Captured Enigma machine helped break most codes
Three German ciphers unsolved since World War II are finally being cracked, helped by thousands of home computers. The codes resisted the best efforts of the celebrated Allied cryptographers based at Bletchley Park during the war. Now one has been solved by running code-breaking software on a “grid” of internet-linked home computers.
Mr Krah told the BBC News website that “basic human curiosity” had motivated him to crack the codes, but stressed the debt he owed to veteran codebreaking enthusiasts who have spent years researching Enigma.
He wrote a code-breaking program and publicised his project on internet newsgroups, attracting the interest of about 45 users, who all allowed their machines to be used for the project….There are now some 2,500 separate terminals contributing to the project, Mr Krah said.
Bravo!















An amazing bit of machinery is it not? Specifically with respect to Enigma, had the Germans done a few things differently we might never have cracked their codes.
Well it’s about time!
Now maybe I can understand the hidden messages in all my old Ludlum thrillers.
…and be speaking German.
From a science point of view, this is cool. Really cool. I hope there’s more effort put into breaking the remaining codes now that the first one was cracked.
From a social point of view, does anyone else feel a bit ‘odd’ when talking about the great scientific advances of World War 2 era Germany? Beyond the death camps and war, they did a number of terrible things in the name of ‘science’.
If you want to try playing with a sim of Enigma, try here:
http://www.xat.nl/enigma/
James,
The Germans also did many things that truly advanced science. Prior to WWII, Germany was the most advanced country in the world. The best scientists were in Germany. They had the highest quality manufacturing of anyone in the world. It wasn’t until well after the war that this changed. My Dad tells me a story (which I haven’t been able to verify) that during the 1930’s some Americans sent the smallest drill bits we made to Germany to find out what they think. They sent them back with their drill bit drilled through ours.
It is actually *because* of the atrocities they committed that it makes it that much more difficult (and that much more important) to understand how they ended up where they did at the end of the 1930’s. It truly illustrates that the price of freedom is constant vigilance.
This post takes me back to my childhood, reading Gaines’ Cryptanalysis (still available from Dover, in fact). Great fun, and educational too.
I’ve actually had the pleasure of trying one of these out. In a security course I was in, the instructor was able to convince the museum to open up the glass cage and let us try out the enigma machine.

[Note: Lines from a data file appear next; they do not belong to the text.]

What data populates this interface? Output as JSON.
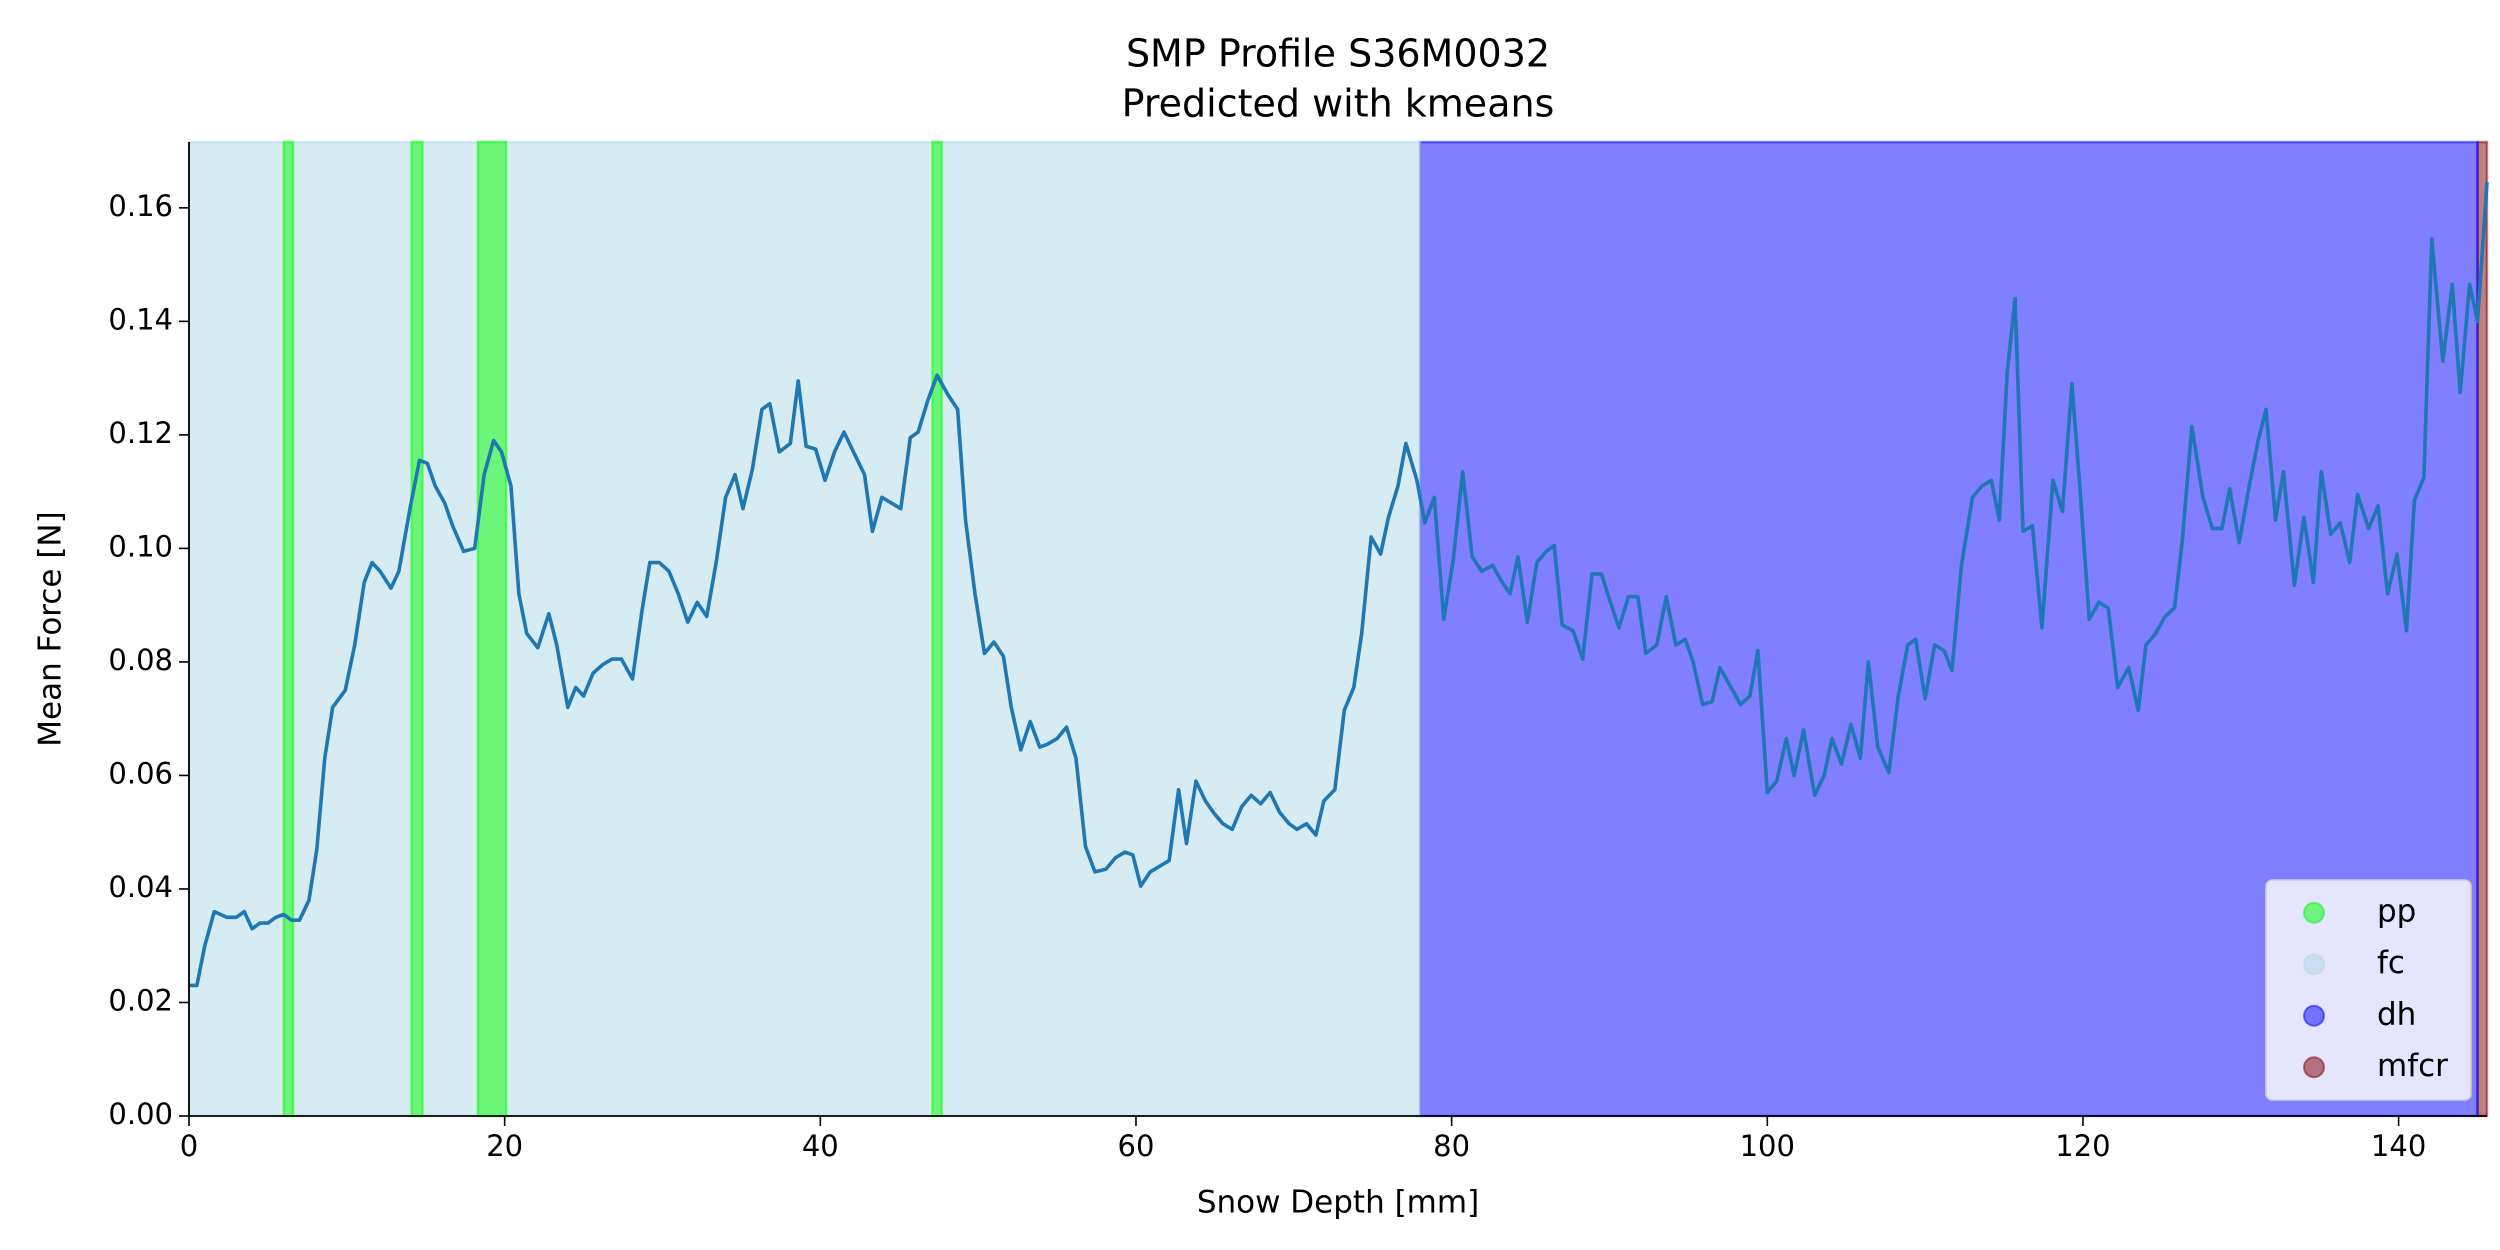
{
  "chart_data": {
    "type": "line",
    "title": "SMP Profile S36M0032",
    "subtitle": "Predicted with kmeans",
    "x_label": "Snow Depth [mm]",
    "y_label": "Mean Force [N]",
    "color": "#1f77b4",
    "legend_position": "lower right",
    "span_alpha": 0.5,
    "xlim": [
      0,
      145.6
    ],
    "ylim": [
      0,
      0.1716
    ],
    "xticks": [
      0,
      20,
      40,
      60,
      80,
      100,
      120,
      140
    ],
    "yticks": [
      {
        "value": 0,
        "label": "0.00"
      },
      {
        "value": 0.02,
        "label": "0.02"
      },
      {
        "value": 0.04,
        "label": "0.04"
      },
      {
        "value": 0.06,
        "label": "0.06"
      },
      {
        "value": 0.08,
        "label": "0.08"
      },
      {
        "value": 0.1,
        "label": "0.10"
      },
      {
        "value": 0.12,
        "label": "0.12"
      },
      {
        "value": 0.14,
        "label": "0.14"
      },
      {
        "value": 0.16,
        "label": "0.16"
      }
    ],
    "classes": [
      {
        "name": "pp",
        "color": "#00ff00",
        "spans": [
          [
            6.0,
            6.6
          ],
          [
            14.1,
            14.8
          ],
          [
            18.3,
            20.1
          ],
          [
            47.1,
            47.7
          ]
        ]
      },
      {
        "name": "fc",
        "color": "#add8e6",
        "spans": [
          [
            0,
            78.0
          ]
        ]
      },
      {
        "name": "dh",
        "color": "#0000ff",
        "spans": [
          [
            78.0,
            145.0
          ]
        ]
      },
      {
        "name": "mfcr",
        "color": "#800000",
        "spans": [
          [
            145.0,
            145.6
          ]
        ]
      }
    ],
    "x": [
      0,
      0.5,
      1.0,
      1.6,
      2.4,
      3.0,
      3.5,
      4.0,
      4.5,
      5.0,
      5.5,
      6.0,
      6.5,
      7.0,
      7.6,
      8.1,
      8.6,
      9.1,
      9.9,
      10.5,
      11.1,
      11.6,
      12.1,
      12.8,
      13.3,
      14.0,
      14.6,
      15.1,
      15.6,
      16.2,
      16.7,
      17.4,
      18.1,
      18.7,
      19.3,
      19.8,
      20.4,
      20.9,
      21.4,
      22.1,
      22.8,
      23.3,
      24.0,
      24.5,
      25.0,
      25.6,
      26.2,
      26.8,
      27.4,
      28.1,
      28.7,
      29.2,
      29.8,
      30.4,
      31.0,
      31.6,
      32.2,
      32.8,
      33.4,
      34.0,
      34.6,
      35.1,
      35.7,
      36.3,
      36.8,
      37.4,
      38.1,
      38.6,
      39.1,
      39.7,
      40.3,
      40.9,
      41.5,
      42.1,
      42.8,
      43.3,
      43.9,
      44.5,
      45.1,
      45.7,
      46.2,
      46.8,
      47.4,
      48.1,
      48.7,
      49.2,
      49.8,
      50.4,
      51.0,
      51.6,
      52.1,
      52.7,
      53.3,
      53.9,
      54.4,
      55.0,
      55.6,
      56.2,
      56.8,
      57.4,
      58.1,
      58.7,
      59.3,
      59.8,
      60.3,
      60.9,
      61.5,
      62.1,
      62.7,
      63.2,
      63.8,
      64.4,
      64.9,
      65.5,
      66.1,
      66.7,
      67.3,
      67.9,
      68.5,
      69.1,
      69.7,
      70.2,
      70.8,
      71.4,
      71.9,
      72.6,
      73.2,
      73.8,
      74.3,
      74.9,
      75.5,
      76.0,
      76.6,
      77.1,
      77.8,
      78.3,
      78.9,
      79.5,
      80.1,
      80.7,
      81.3,
      81.9,
      82.6,
      83.1,
      83.7,
      84.2,
      84.8,
      85.4,
      86.0,
      86.5,
      87.0,
      87.7,
      88.3,
      88.9,
      89.5,
      90.0,
      90.6,
      91.2,
      91.8,
      92.3,
      93.0,
      93.6,
      94.2,
      94.8,
      95.3,
      95.9,
      96.5,
      97.0,
      97.7,
      98.3,
      98.9,
      99.4,
      100.0,
      100.6,
      101.2,
      101.7,
      102.3,
      103.0,
      103.6,
      104.1,
      104.7,
      105.3,
      105.9,
      106.4,
      107.0,
      107.7,
      108.3,
      108.9,
      109.4,
      110.0,
      110.6,
      111.2,
      111.7,
      112.3,
      113.0,
      113.6,
      114.2,
      114.7,
      115.2,
      115.7,
      116.2,
      116.8,
      117.4,
      118.1,
      118.7,
      119.3,
      119.8,
      120.4,
      121.0,
      121.6,
      122.2,
      122.9,
      123.5,
      124.0,
      124.6,
      125.2,
      125.8,
      126.3,
      126.9,
      127.6,
      128.2,
      128.8,
      129.3,
      129.9,
      130.5,
      131.1,
      131.6,
      132.2,
      132.7,
      133.4,
      134.0,
      134.6,
      135.1,
      135.7,
      136.3,
      136.9,
      137.4,
      138.1,
      138.7,
      139.3,
      139.9,
      140.5,
      141.0,
      141.6,
      142.1,
      142.8,
      143.4,
      143.9,
      144.5,
      145.0,
      145.6
    ],
    "values": [
      0.023,
      0.023,
      0.03,
      0.036,
      0.035,
      0.035,
      0.036,
      0.033,
      0.034,
      0.034,
      0.035,
      0.0355,
      0.0345,
      0.0345,
      0.038,
      0.047,
      0.063,
      0.072,
      0.075,
      0.083,
      0.094,
      0.0975,
      0.096,
      0.093,
      0.096,
      0.107,
      0.1155,
      0.115,
      0.111,
      0.108,
      0.104,
      0.0995,
      0.1,
      0.113,
      0.119,
      0.117,
      0.111,
      0.092,
      0.085,
      0.0825,
      0.0885,
      0.083,
      0.072,
      0.0755,
      0.074,
      0.078,
      0.0795,
      0.0805,
      0.0805,
      0.077,
      0.089,
      0.0975,
      0.0975,
      0.096,
      0.092,
      0.087,
      0.0905,
      0.088,
      0.0975,
      0.109,
      0.113,
      0.107,
      0.114,
      0.1245,
      0.1255,
      0.117,
      0.1185,
      0.1295,
      0.118,
      0.1175,
      0.112,
      0.117,
      0.1205,
      0.117,
      0.113,
      0.103,
      0.109,
      0.108,
      0.107,
      0.1195,
      0.1205,
      0.126,
      0.1305,
      0.127,
      0.1245,
      0.105,
      0.092,
      0.0815,
      0.0835,
      0.081,
      0.072,
      0.0645,
      0.0695,
      0.065,
      0.0655,
      0.0665,
      0.0685,
      0.063,
      0.0475,
      0.043,
      0.0435,
      0.0455,
      0.0465,
      0.046,
      0.0405,
      0.043,
      0.044,
      0.045,
      0.0575,
      0.048,
      0.059,
      0.0555,
      0.0535,
      0.0515,
      0.0505,
      0.0545,
      0.0565,
      0.055,
      0.057,
      0.0535,
      0.0515,
      0.0505,
      0.0515,
      0.0495,
      0.0555,
      0.0575,
      0.0715,
      0.0755,
      0.085,
      0.102,
      0.099,
      0.1055,
      0.111,
      0.1185,
      0.112,
      0.1045,
      0.109,
      0.0875,
      0.098,
      0.1135,
      0.0985,
      0.096,
      0.097,
      0.0945,
      0.092,
      0.0985,
      0.087,
      0.0975,
      0.0995,
      0.1005,
      0.0865,
      0.0855,
      0.0805,
      0.0955,
      0.0955,
      0.091,
      0.086,
      0.0915,
      0.0915,
      0.0815,
      0.083,
      0.0915,
      0.083,
      0.084,
      0.08,
      0.0725,
      0.073,
      0.079,
      0.0755,
      0.0725,
      0.074,
      0.082,
      0.057,
      0.059,
      0.0665,
      0.06,
      0.068,
      0.0565,
      0.06,
      0.0665,
      0.062,
      0.069,
      0.063,
      0.08,
      0.065,
      0.0605,
      0.074,
      0.083,
      0.084,
      0.0735,
      0.083,
      0.082,
      0.0785,
      0.097,
      0.109,
      0.111,
      0.112,
      0.105,
      0.131,
      0.144,
      0.103,
      0.104,
      0.086,
      0.112,
      0.1065,
      0.129,
      0.111,
      0.0875,
      0.0905,
      0.0895,
      0.0755,
      0.079,
      0.0715,
      0.083,
      0.085,
      0.088,
      0.0895,
      0.1015,
      0.1215,
      0.109,
      0.1035,
      0.1035,
      0.1105,
      0.101,
      0.1105,
      0.119,
      0.1245,
      0.105,
      0.1135,
      0.0935,
      0.1055,
      0.094,
      0.1135,
      0.1025,
      0.1045,
      0.0975,
      0.1095,
      0.1035,
      0.1075,
      0.092,
      0.099,
      0.0855,
      0.1085,
      0.1125,
      0.1545,
      0.133,
      0.1465,
      0.1275,
      0.1465,
      0.14,
      0.1645
    ]
  }
}
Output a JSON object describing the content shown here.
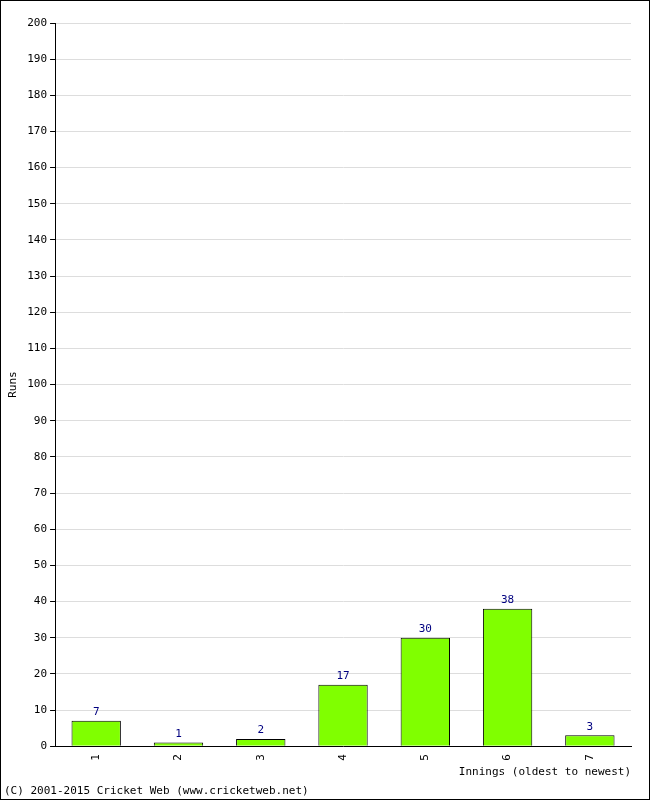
{
  "chart_data": {
    "type": "bar",
    "x_label": "Innings (oldest to newest)",
    "y_label": "Runs",
    "annotations": [
      "(C) 2001-2015 Cricket Web (www.cricketweb.net)"
    ],
    "categories": [
      "1",
      "2",
      "3",
      "4",
      "5",
      "6",
      "7"
    ],
    "values": [
      7,
      1,
      2,
      17,
      30,
      38,
      3
    ],
    "color": "#80ff00",
    "ylim": [
      0,
      200
    ],
    "yticks": [
      0,
      10,
      20,
      30,
      40,
      50,
      60,
      70,
      80,
      90,
      100,
      110,
      120,
      130,
      140,
      150,
      160,
      170,
      180,
      190,
      200
    ],
    "grid": true,
    "data_labels": true
  }
}
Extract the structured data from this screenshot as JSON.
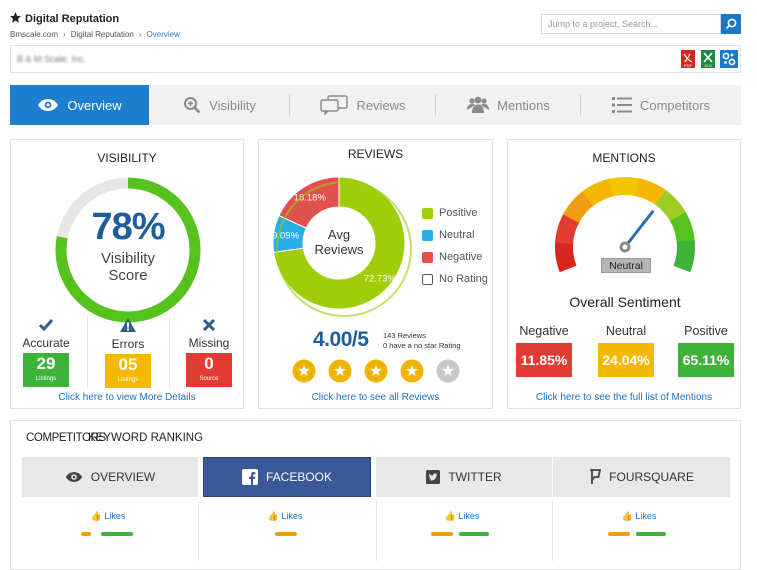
{
  "app": {
    "title": "Digital Reputation",
    "breadcrumb": [
      "Bmscale.com",
      "Digital Reputation",
      "Overview"
    ],
    "search_placeholder": "Jump to a project, Search..."
  },
  "client": {
    "name": "B & M Scale, Inc."
  },
  "exports": [
    "pdf-export-icon",
    "xls-export-icon",
    "settings-icon"
  ],
  "tabs": [
    {
      "label": "Overview",
      "icon": "eye-icon",
      "active": true
    },
    {
      "label": "Visibility",
      "icon": "zoom-in-icon"
    },
    {
      "label": "Reviews",
      "icon": "chat-bubbles-icon"
    },
    {
      "label": "Mentions",
      "icon": "users-icon"
    },
    {
      "label": "Competitors",
      "icon": "list-icon"
    }
  ],
  "visibility": {
    "title": "VISIBILITY",
    "percent": "78%",
    "score_label": [
      "Visibility",
      "Score"
    ],
    "score_fraction": 0.78,
    "stats": [
      {
        "label": "Accurate",
        "value": "29",
        "sub": "Listings",
        "color": "#3db33a",
        "icon": "check-icon"
      },
      {
        "label": "Errors",
        "value": "05",
        "sub": "Listings",
        "color": "#f5b800",
        "icon": "warning-icon"
      },
      {
        "label": "Missing",
        "value": "0",
        "sub": "Source",
        "color": "#e23b33",
        "icon": "close-icon"
      }
    ],
    "link": "Click here to view More Details"
  },
  "reviews": {
    "title": "REVIEWS",
    "center_label": [
      "Avg",
      "Reviews"
    ],
    "rating": "4.00/5",
    "count_text": "143 Reviews",
    "no_star_text": "0 have a no star Rating",
    "stars_filled": 4,
    "stars_total": 5,
    "link": "Click here to see all Reviews",
    "chart_data": {
      "type": "pie",
      "categories": [
        "Positive",
        "Neutral",
        "Negative",
        "No Rating"
      ],
      "values": [
        72.73,
        9.09,
        18.18,
        0
      ],
      "labels": [
        "72.73%",
        "9.09%",
        "18.18%",
        ""
      ],
      "colors": [
        "#9fcd0a",
        "#2aaee6",
        "#e0504d",
        "#555555"
      ]
    }
  },
  "mentions": {
    "title": "MENTIONS",
    "gauge_label": "Neutral",
    "subtitle": "Overall Sentiment",
    "stats": [
      {
        "label": "Negative",
        "value": "11.85%",
        "color": "#e23b33"
      },
      {
        "label": "Neutral",
        "value": "24.04%",
        "color": "#f5b800"
      },
      {
        "label": "Positive",
        "value": "65.11%",
        "color": "#3db33a"
      }
    ],
    "link": "Click here to see the full list of Mentions"
  },
  "bottom": {
    "title_a": "COMPETITORS",
    "title_b": "KEYWORD RANKING",
    "tabs": [
      {
        "label": "OVERVIEW",
        "icon": "eye-icon"
      },
      {
        "label": "FACEBOOK",
        "icon": "facebook-icon",
        "active": true
      },
      {
        "label": "TWITTER",
        "icon": "twitter-icon"
      },
      {
        "label": "FOURSQUARE",
        "icon": "foursquare-icon"
      }
    ],
    "likes_label": "Likes"
  }
}
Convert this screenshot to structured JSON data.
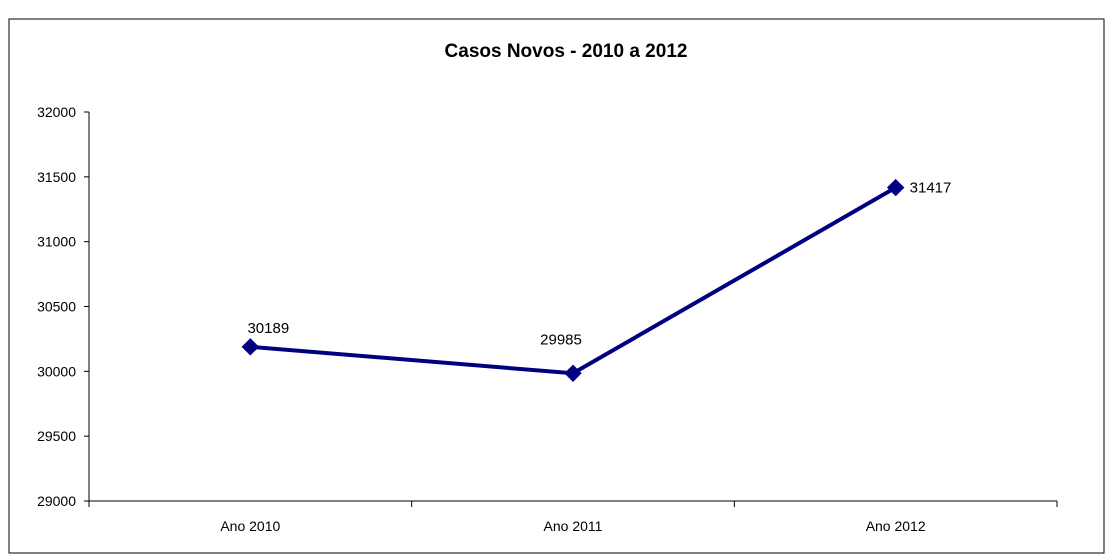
{
  "chart_data": {
    "type": "line",
    "title": "Casos Novos - 2010 a 2012",
    "xlabel": "",
    "ylabel": "",
    "categories": [
      "Ano 2010",
      "Ano 2011",
      "Ano 2012"
    ],
    "series": [
      {
        "values": [
          30189,
          29985,
          31417
        ],
        "color": "#000080"
      }
    ],
    "data_labels": [
      "30189",
      "29985",
      "31417"
    ],
    "ylim": [
      29000,
      32000
    ],
    "yticks": [
      29000,
      29500,
      30000,
      30500,
      31000,
      31500,
      32000
    ],
    "ytick_labels": [
      "29000",
      "29500",
      "30000",
      "30500",
      "31000",
      "31500",
      "32000"
    ],
    "grid": false,
    "legend": "none",
    "marker": "diamond"
  }
}
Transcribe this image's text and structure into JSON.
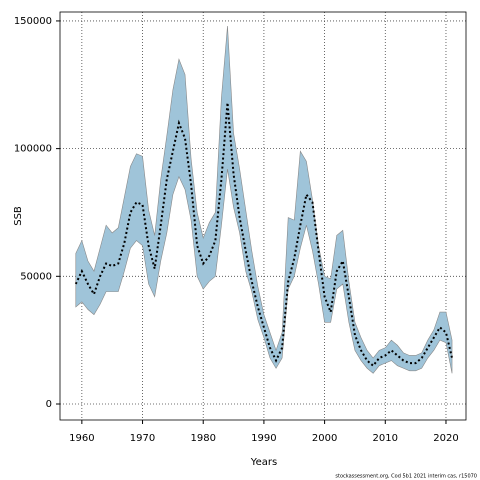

Fairly simple, but highly effective. The downfalls came not from the technology, but from simple social engineering. They were able to recogonize that certian coders started the messages the same way and were able to recogonize them by their typing (or morse code) patterns.
What is really amazing is that this device was invented in the 40s. Got to love the Germans!
But still, there is one code that could never be broken. That is God’s Code.
Why can’t they just ask the Germans for the code?
ABCD,
Assuming you are not being facetious, I would think the answer to your question is obvious: no one has the rotor positions, peg board positions and encoding key needed to decipher the messages. It’s likely that they were destroyed during the war.
gquaglia,
Actually, the Enigma machine was developed during the 1920’s not the 1940’s. It was developed specifically in response to the fact that the Allies had broken the German codes during WWI.
David
Yeah. He/she/its code is so good we can’t even determine that there is a code or even an encoder.
Thats great now if they can find Bin laden we can all sleep tight at night!
Thomas,
Excellent reply: It gave me a new outlook on the topic.
Growing up, my next door neighboor was named “Fritz”. He was in the German army during WW2, and after the war someone in the American military saw fit to help him move to America. I never really understood exactly what he did, but he was some sort of forman or project manager on industrial projects. In any event, whatever he did, he must have been doing it a hell of a lot better than our GIs to get brought over here.